In Washington, a common school is that institution which is supported through public funds and has a governing board that is selected by qualified voters in the territory where the school is located and taxes levied to support that school. The legal reasoning of the justices determined that if public funds were siphoned away to support a type of school where the voters had no input as to the composition of the board entrusted with public funds, it was not a common or public school. Needless to say, the appointive versus elective nature of charter school boards motivated the League of Women Voters to join the anti-charter lawsuit.
For more than twenty years, charter school critics have made the same point and observed that privatizers have it both ways. The privatizers consistently refer to their progeny as “public” charter schools while they have also advised the public that since many of these schools are run by private corporations, the school operators are not obligated to open their books for public audit because they are a private enterprise.
That argument demonstrates the hypocrisy of the privatizers as they refer to “public” charter schools. In fact, these corporate schools embody a basic contradiction, as public funds are deducted from the support of public school districts governed by publicly elected boards to support otherwise unaccountable schools with handpicked governing boards selected by the school operators.
Plunderbund readers might also be familiar with other areas of needed charter school reform. While Ohio residents witnessed the drama in the legislature about how reform legislation was stalled for months and, finally, modest changes were approved recently in House Bill 2, major reform needs to be accomplished, particularly in the crucial area of governance and administrative qualifications. After all, we don’t need business people to run schools, but highly qualified educators who know how to address the intellectual, physical, social and emotional needs of young people.
More cynical observers might say it would be a good idea to leave the present governance structure alone, and then craft a suit to challenge the constitutionality of charter schools a la Washington due to the fatal flaw of having appointed and thus unaccountable boards.

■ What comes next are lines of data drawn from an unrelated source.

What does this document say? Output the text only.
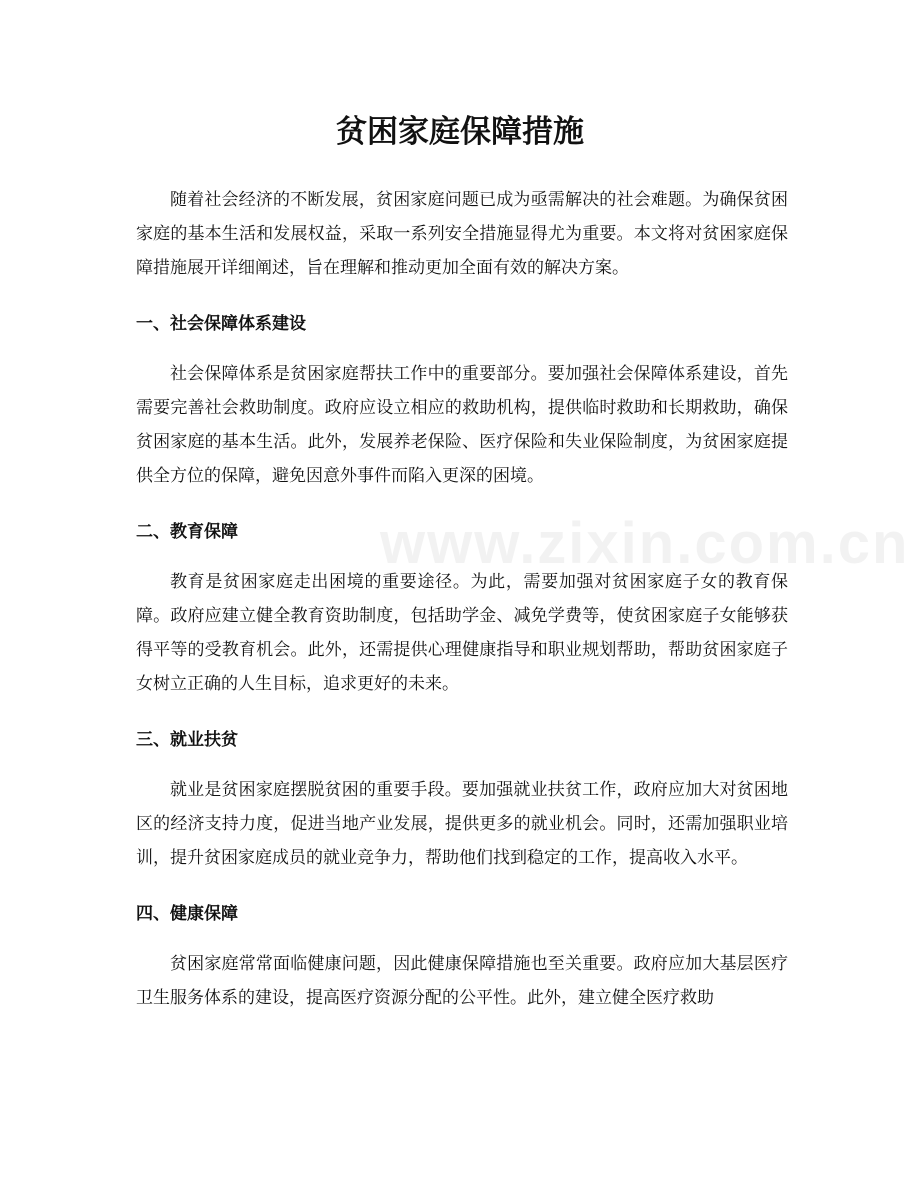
www.zixin.com.cn
贫困家庭保障措施

随着社会经济的不断发展，贫困家庭问题已成为亟需解决的社会难题。为确保贫困家庭的基本生活和发展权益，采取一系列安全措施显得尤为重要。本文将对贫困家庭保障措施展开详细阐述，旨在理解和推动更加全面有效的解决方案。

一、社会保障体系建设

社会保障体系是贫困家庭帮扶工作中的重要部分。要加强社会保障体系建设，首先需要完善社会救助制度。政府应设立相应的救助机构，提供临时救助和长期救助，确保贫困家庭的基本生活。此外，发展养老保险、医疗保险和失业保险制度，为贫困家庭提供全方位的保障，避免因意外事件而陷入更深的困境。

二、教育保障

教育是贫困家庭走出困境的重要途径。为此，需要加强对贫困家庭子女的教育保障。政府应建立健全教育资助制度，包括助学金、减免学费等，使贫困家庭子女能够获得平等的受教育机会。此外，还需提供心理健康指导和职业规划帮助，帮助贫困家庭子女树立正确的人生目标，追求更好的未来。

三、就业扶贫

就业是贫困家庭摆脱贫困的重要手段。要加强就业扶贫工作，政府应加大对贫困地区的经济支持力度，促进当地产业发展，提供更多的就业机会。同时，还需加强职业培训，提升贫困家庭成员的就业竞争力，帮助他们找到稳定的工作，提高收入水平。

四、健康保障

贫困家庭常常面临健康问题，因此健康保障措施也至关重要。政府应加大基层医疗卫生服务体系的建设，提高医疗资源分配的公平性。此外，建立健全医疗救助
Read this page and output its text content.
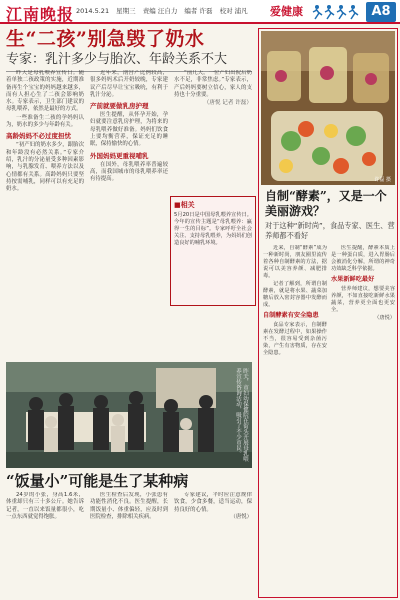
江南晚报 2014.5.21 星期三 责编 汪自力 编者 许磊 校对 浦凡	爱健康	A8
生“二孩”别急毁了奶水
专家：乳汁多少与胎次、年龄关系不大

昨天是母乳喂养宣传日。随着单独二孩政策的实施，近期准备再生个宝宝的妈妈越来越多，而有人担心生了二孩会影响奶水。专家表示，卫生部门建议的母乳喂养，依然是最好的方式。

一些准备生二孩的孕妈妈认为，奶水的多少与年龄有关。

高龄妈妈不必过度担忧

“初产妇的奶水多少，跟胎次和年龄没有必然关系。”专家介绍，乳汁的分泌量受多种因素影响，与乳腺发育、喂养方法以及心情都有关系。高龄妈妈只要坚持按需哺乳，同样可以有充足的奶水。

近年来，剖宫产比例较高，很多妈妈术后开奶较晚，专家建议产后尽早让宝宝吸吮，有利于乳汁分泌。

产前就要做乳房护理

医生提醒，从怀孕开始，孕妇就要注意乳房护理，为将来的母乳喂养做好准备。妈妈们饮食上要均衡营养，保证充足的睡眠，保持愉快的心情。

外国妈妈更重视哺乳

在国外，母乳喂养率普遍较高，而我国城市的母乳喂养率还有待提高。

“前几天，一位产妇出院后奶水不足，非常焦虑。”专家表示，产后妈妈要树立信心，家人的支持也十分重要。

（唐悦 记者 许磊）
■相关
5月20日是中国母乳喂养宣传日。今年的宣传主题是“母乳喂养：赢得一生的目标”。专家呼吁全社会关注、支持母乳喂养，为妈妈们创造良好的哺乳环境。
昨天，市妇幼保健院在街头开展母乳喂养宣传咨询活动，吸引了不少市民。
“饭量小”可能是生了某种病

24岁的小张，身高1.6米，体重却只有三十多公斤。她告诉记者，一直以来饭量都很小，吃一点东西就觉得饱胀。

医生检查后发现，小张患有功能性消化不良。医生提醒，长期饭量小、体重偏轻，应及时到医院检查，排除相关疾病。

专家建议，平时应注意规律饮食，少食多餐，适当运动，保持良好的心情。

（唐悦）
许磊 摄
自制“酵素”，又是一个美丽游戏？
对于这种“新时尚”，食品专家、医生、营养师都不看好

近来，自制“酵素”成为一种新时尚，朋友圈里流传着各种自制酵素的方法，据说可以美容养颜、减肥排毒。

记者了解到，所谓自制酵素，就是将水果、蔬菜加糖后放入密封容器中发酵而成。

自制酵素有安全隐患

食品专家表示，自制酵素在发酵过程中，如果操作不当，很容易受到杂菌污染，产生有害物质，存在安全隐患。

医生提醒，酵素本质上是一种蛋白质，进入胃肠后会被消化分解，所谓的神奇功效缺乏科学依据。

水果新鲜吃最好

营养师建议，想要美容养颜，不如直接吃新鲜水果蔬菜，营养更全面也更安全。

（唐悦）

In any event, we owe a lot to attorney Pennington for helping us to clarify Ohio public policy that encourages the formation of private businesses which masquerade as “public” charter schools. Likewise, the nation is indebted to the Washington Supreme Court for its ability to teach us a civics lesson and, in the process, highlight a problem of democracy. When a board that is hand-picked by a private corporation and spends public funds to run what is called a “public” charter school that is a problem of democracy due to the absence of voter input – a violation of the democratic process.

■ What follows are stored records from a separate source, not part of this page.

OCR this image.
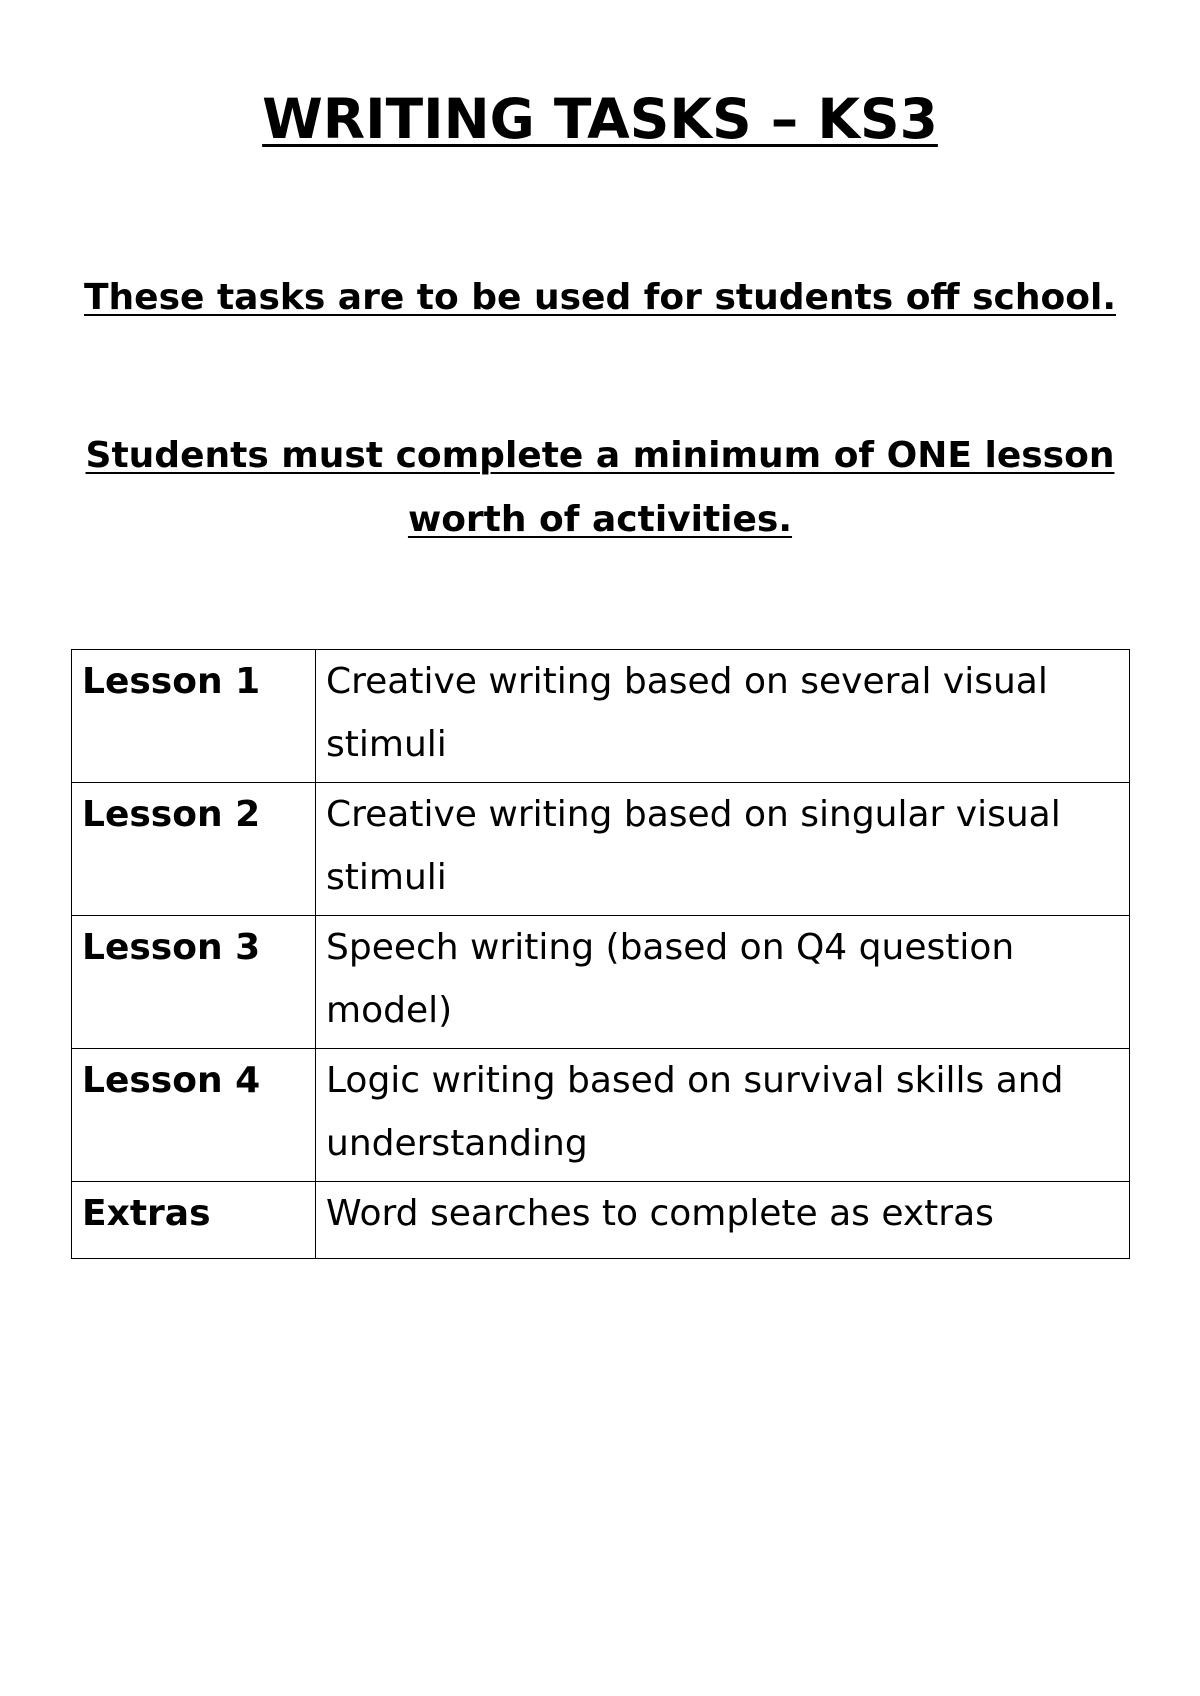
WRITING TASKS – KS3

These tasks are to be used for students off school.

Students must complete a minimum of ONE lesson worth of activities.

Lesson 1	Creative writing based on several visual stimuli
Lesson 2	Creative writing based on singular visual stimuli
Lesson 3	Speech writing (based on Q4 question model)
Lesson 4	Logic writing based on survival skills and understanding
Extras	Word searches to complete as extras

We also should extend our thanks to the League of Women Voters for helping the Washington Supreme Court to understand that a school is not a business, but it nevertheless must be our business to ensure that schools are learning communities, not profit-centered enterprises, governed by citizens chosen in elections by qualified voters, not by corporations.
When you add up all of these elements, you have the essence of the true public school. Indeed, it must be our business to keep it the way Horace Mann, John Dewey and the League of Women Voters have always seen it.
If we do not preserve the public school, we have made a choice to undermine our democracy. The public school – the real community school – must therefore be our school of choice.
Denis Smith is a retired school administrator and a former consultant in the Ohio Department of Education’s charter school office.